Essa já é uma discussão que abordamos há muito tempo. Anteriormente as batalhas de rap aconteciam no centro da cidade de Belém, onde a malha viária de transporte é frequente. Porém, optamos por descentralizar para levar a cultura até essas comunidades periféricas. Os perigos que esses jovens passam para se locomover pela cidade são diversos, como violência, a abordagem policial por conta do preconceito, etc. Sem falar que, muitas vezes, o serviço de aplicativo de mobilidade urbana não quer entrar na área periférica por medo da violência, de assaltos; também a parada de ônibus fica distante da casa do jovem. Enfim, descentralizar as batalhas foi uma maneira de conexão a outras formas culturais para quem não tem esses acessos devido à dificuldade do transporte . O deslocamento do jovem na periferia além de ser muito difícil é muito perigoso também.
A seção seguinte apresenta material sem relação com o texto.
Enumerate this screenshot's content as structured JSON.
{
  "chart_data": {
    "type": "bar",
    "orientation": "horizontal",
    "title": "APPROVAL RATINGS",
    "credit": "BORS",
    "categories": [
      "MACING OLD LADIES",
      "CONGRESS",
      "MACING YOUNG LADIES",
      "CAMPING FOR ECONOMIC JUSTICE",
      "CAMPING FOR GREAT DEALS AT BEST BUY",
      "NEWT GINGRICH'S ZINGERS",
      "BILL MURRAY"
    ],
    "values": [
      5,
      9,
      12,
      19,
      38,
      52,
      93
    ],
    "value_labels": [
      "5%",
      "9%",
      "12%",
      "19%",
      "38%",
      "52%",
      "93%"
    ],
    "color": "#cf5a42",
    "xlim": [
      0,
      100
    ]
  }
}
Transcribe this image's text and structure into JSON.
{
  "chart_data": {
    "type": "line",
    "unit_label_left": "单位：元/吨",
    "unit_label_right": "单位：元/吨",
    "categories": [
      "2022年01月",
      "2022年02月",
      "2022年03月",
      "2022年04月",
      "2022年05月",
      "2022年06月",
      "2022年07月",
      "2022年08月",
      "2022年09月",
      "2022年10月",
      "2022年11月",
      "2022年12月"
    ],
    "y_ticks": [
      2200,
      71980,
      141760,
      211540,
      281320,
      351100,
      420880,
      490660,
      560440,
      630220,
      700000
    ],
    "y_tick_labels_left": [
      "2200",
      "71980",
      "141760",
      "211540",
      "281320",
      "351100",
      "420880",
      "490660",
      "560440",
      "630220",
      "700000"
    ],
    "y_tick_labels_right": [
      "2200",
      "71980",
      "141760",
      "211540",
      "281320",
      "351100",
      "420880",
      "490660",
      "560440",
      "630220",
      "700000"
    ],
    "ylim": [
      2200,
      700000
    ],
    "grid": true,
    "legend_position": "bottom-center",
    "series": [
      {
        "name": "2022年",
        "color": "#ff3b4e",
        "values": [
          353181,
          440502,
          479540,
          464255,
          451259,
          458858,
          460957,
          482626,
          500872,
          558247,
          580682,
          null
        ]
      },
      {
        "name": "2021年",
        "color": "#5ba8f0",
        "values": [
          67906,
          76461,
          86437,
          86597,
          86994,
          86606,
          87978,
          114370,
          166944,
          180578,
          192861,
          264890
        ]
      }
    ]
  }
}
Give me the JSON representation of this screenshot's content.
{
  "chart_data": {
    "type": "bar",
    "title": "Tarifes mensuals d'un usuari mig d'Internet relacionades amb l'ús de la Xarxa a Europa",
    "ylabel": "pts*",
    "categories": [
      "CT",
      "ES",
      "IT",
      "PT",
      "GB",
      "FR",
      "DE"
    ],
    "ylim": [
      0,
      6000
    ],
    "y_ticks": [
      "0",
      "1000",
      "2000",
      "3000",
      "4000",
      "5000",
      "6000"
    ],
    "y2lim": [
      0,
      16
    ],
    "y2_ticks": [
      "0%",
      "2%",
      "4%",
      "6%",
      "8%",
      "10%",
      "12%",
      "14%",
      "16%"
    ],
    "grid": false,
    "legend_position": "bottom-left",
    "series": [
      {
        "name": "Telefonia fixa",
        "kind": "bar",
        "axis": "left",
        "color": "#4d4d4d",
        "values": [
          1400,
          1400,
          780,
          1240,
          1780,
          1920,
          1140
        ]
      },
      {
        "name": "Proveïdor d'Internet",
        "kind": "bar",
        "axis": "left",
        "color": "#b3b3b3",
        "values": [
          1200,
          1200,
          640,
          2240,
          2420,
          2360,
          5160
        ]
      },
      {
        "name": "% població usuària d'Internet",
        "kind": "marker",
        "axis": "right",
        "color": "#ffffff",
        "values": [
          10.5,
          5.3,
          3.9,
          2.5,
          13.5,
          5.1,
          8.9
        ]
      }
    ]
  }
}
Como você aborda esse direito do acesso à cidade da periferia nas suas músicas?
Sempre uso a referência de uma canção minha “minha rima em todo canto, vamos para Icoaraci.” Ou seja, não estamos de corpo presente em todos os espaços, mas estar nas praças, nas redes sociais, é uma forma de difusão do nosso trabalho. Muitas vezes, é difícil se deslocar para certos lugares, o acesso é difícil para entrar, mas através de oficinas e palestras nas escolas por meio de projetos isso se torna possível. Também é comum que os aplicativos de mobilidade urbana cancelam nossas corridas, por causa desse preconceito de certas regiões serem violentas e perigosas.
As batalhas de rap nos espaços públicos são uma forma de democratização desses lugares?
O jovem periférico é invisível. Não temos voz nos grandes veículos de comunicação. Não estamos todo tempo na mídia, não somos o galã da novela principal. E por quarenta e cinco segundos de batalha rap aquele jovem se torna visto e reconhecido por conta da sua rima. Pra mim é importante levar essas pessoas que a sociedade criminaliza, discrimina, para os centros urbanos, porque só o fato de estar ali já é uma forma de grito, de protesto, para mostrar nossa potência, nossa arte. É um tapa na cara da sociedade.
Muito Bom!!! Realmente interessante.